Question

\({\bf{1 - 40}}\)- Evaluate the integral.

\(\int_0^{\frac{\pi }{6}} t \sin 2tdt\)

Short answer

\(\int_0^{\frac{\pi }{6}} t \sin 2tdt = \frac{{3\sqrt 3 - \pi }}{{24}}\)

Step-by-step solution

Definition

Integrationis a method of adding or summing up the parts to find the whole. It is a reverse process of differentiation.

Evaluate integral

Consider the definite integral\(\int_0^{\frac{\pi }{6}} t \sin 2tdt\)

Using integration by parts\(\int v dv = uv - \int v du\,\, - - - - (1)\)

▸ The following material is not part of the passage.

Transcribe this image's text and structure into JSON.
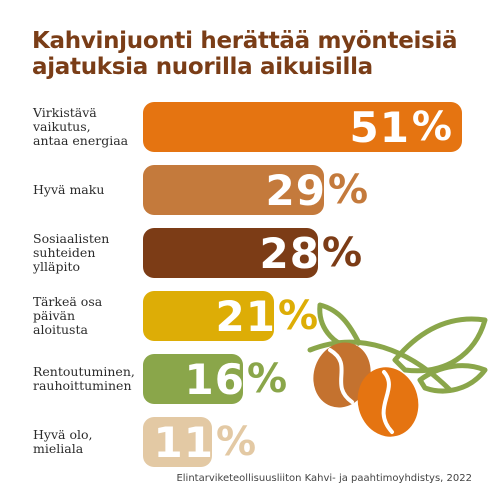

\(\int_0^{\frac{\pi }{6}} t \sin 2tdt = \left( { - \frac{1}{2}t\cos 2t - \int - \frac{1}{2}\cos 2tdt} \right)_0^{\frac{\pi }{6}}\)

Applying limits

Applying lower & upper limit we have:

\(\begin{aligned}{c}\left( { - \frac{1}{2}t\cos 2t + \frac{1}{4}\sin 2t} \right)_0^{\frac{\pi }{6}} &= \left( { - \frac{1}{2}\left( {\frac{\pi }{6}} \right)\left( {\cos \left( {\frac{\pi }{3}} \right)} \right) + \frac{1}{4}\left( {\sin \frac{\pi }{3}} \right) - \left( { - \frac{1}{2}(0)\cos 0 + \frac{1}{4}\sin 0} \right)} \right)\\ &= - \frac{\pi }{{12}}\left( {\frac{1}{2}} \right) + \frac{1}{4}\left( {\frac{{\sqrt 3 }}{2}} \right) + 0 - \frac{1}{4}(0)\\ = \frac{{ - \pi }}{{24}} + \frac{{\sqrt 3 }}{8}\\ &= \frac{{3\sqrt 3 - \pi }}{{24}}\end{aligned}\)

Therefore, the value of the given integral is\(\frac{{3\sqrt 3 - \pi }}{{24}}\).